Hours later, after Kathleen is settled, the doctor asks Kitty how she is. She finally notices that the front of her own Sunday frock is burned away.

Kathleen’s treatment involves compresses of linseed oil and lime water. This Carron oil liniment was a standard, if old-fashioned remedy for burns. Bedridden, she misses the rest of the school year.* She remembers her 80-year-old grandmother Ellen Barrett sitting with her that long summer, while Kitty was downstairs managing the store. Sadly, Grandma Barrett dies of heart failure in September.

1931 labeled “after” her burn. Left arm appears bandaged.

Kathleen’s scar was terrible–a web of shiny pink and white flesh. That’s where the story starts for me. When I was old enough to be curious but still young enough to see my mom without clothes, the scar was an object of fascination. As she got older, the dense scar tissue sort of melted into her maturing flesh, but in her twenties (or so I remember), it was still vivid.

I learned this: it was a physical scar, not an emotional one. She made no effort to hide it and even owned a two-piece bathing suit.The scar did not become her identity.

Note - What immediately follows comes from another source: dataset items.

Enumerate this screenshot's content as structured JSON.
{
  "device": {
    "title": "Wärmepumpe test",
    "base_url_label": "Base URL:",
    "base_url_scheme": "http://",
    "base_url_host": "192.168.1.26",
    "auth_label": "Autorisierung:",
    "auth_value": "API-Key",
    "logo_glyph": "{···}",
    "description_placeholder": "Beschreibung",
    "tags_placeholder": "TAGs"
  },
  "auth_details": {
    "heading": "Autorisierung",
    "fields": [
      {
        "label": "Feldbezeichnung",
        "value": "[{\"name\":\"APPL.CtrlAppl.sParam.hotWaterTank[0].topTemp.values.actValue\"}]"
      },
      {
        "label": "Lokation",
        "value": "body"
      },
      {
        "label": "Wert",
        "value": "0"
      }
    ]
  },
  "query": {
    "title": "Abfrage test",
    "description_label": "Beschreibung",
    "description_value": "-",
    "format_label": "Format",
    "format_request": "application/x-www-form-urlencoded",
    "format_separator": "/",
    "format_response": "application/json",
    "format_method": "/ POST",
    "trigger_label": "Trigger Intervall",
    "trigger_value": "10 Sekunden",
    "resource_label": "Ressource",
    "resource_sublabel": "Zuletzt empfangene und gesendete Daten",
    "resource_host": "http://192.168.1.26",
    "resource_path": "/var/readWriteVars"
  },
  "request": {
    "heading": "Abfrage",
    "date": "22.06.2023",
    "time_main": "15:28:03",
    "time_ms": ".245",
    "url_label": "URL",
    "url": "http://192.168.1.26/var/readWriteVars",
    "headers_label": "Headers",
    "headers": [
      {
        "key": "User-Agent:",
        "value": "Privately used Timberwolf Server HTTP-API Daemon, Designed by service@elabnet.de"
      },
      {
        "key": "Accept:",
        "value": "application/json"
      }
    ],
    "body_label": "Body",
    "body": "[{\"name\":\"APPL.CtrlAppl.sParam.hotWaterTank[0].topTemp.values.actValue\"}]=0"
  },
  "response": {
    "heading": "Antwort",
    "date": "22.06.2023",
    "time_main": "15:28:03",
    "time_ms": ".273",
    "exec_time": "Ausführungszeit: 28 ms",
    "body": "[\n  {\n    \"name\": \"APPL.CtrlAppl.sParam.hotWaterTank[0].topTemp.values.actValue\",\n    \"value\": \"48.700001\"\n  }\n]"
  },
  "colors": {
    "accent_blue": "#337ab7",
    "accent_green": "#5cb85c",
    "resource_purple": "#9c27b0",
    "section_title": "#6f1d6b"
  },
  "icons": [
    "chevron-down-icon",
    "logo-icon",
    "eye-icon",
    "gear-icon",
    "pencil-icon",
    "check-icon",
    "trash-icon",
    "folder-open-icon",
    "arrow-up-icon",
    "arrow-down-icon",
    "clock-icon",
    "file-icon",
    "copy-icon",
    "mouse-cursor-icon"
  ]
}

She was neither a “victim” nor a “survivor.” She was a storyteller.

And her story was never a saga of pain or terror. The story of her scar was a loving family portrait: her fun brothers playing with matches, her prescient sister pinning her hair up, her quick-witted mother rolling her in the carpet. Her old grandma sitting by. People taking care of her.

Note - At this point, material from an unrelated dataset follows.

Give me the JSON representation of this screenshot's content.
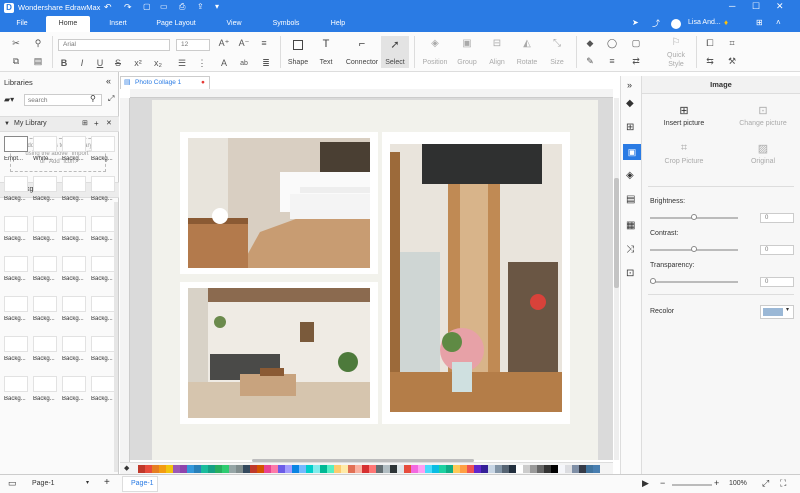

I think about this story now: a horrifying, literally scarring event, transmitted to Kathleen’s children wrapped in the gauzy glow of love. It’s a tribute to my mom’s strong sense of self and deep love of family.

I’ve decided it also reflects this bit of wisdom (to paraphrase Nietzsche): “What doesn’t kill me, makes a good story.”


*Family lore says Kathleen missed a year of school or at least had to repeat a year. My dad used to tease her about having to repeat 1st grade. But she graduated from 8th grade in 1938, right on time if she was in first grade in 1930-31. I have heard she was “young” in school. So, my theory: busy Kitty put her smart girl directly into first grade at age 4, in 1929-30. (Kindergarten was optional in those days.) Or enrolled her in March when she turned 5 (what my husband’s mother did in a similar era). That suggests Kathleen would have been in second grade when she was burned. She then repeated second grade in 1931-32 — no big deal because she was so young. That puts her on track to graduate in 1938.

Photo at top: a composite, with Kathleen before the incident, about 1929.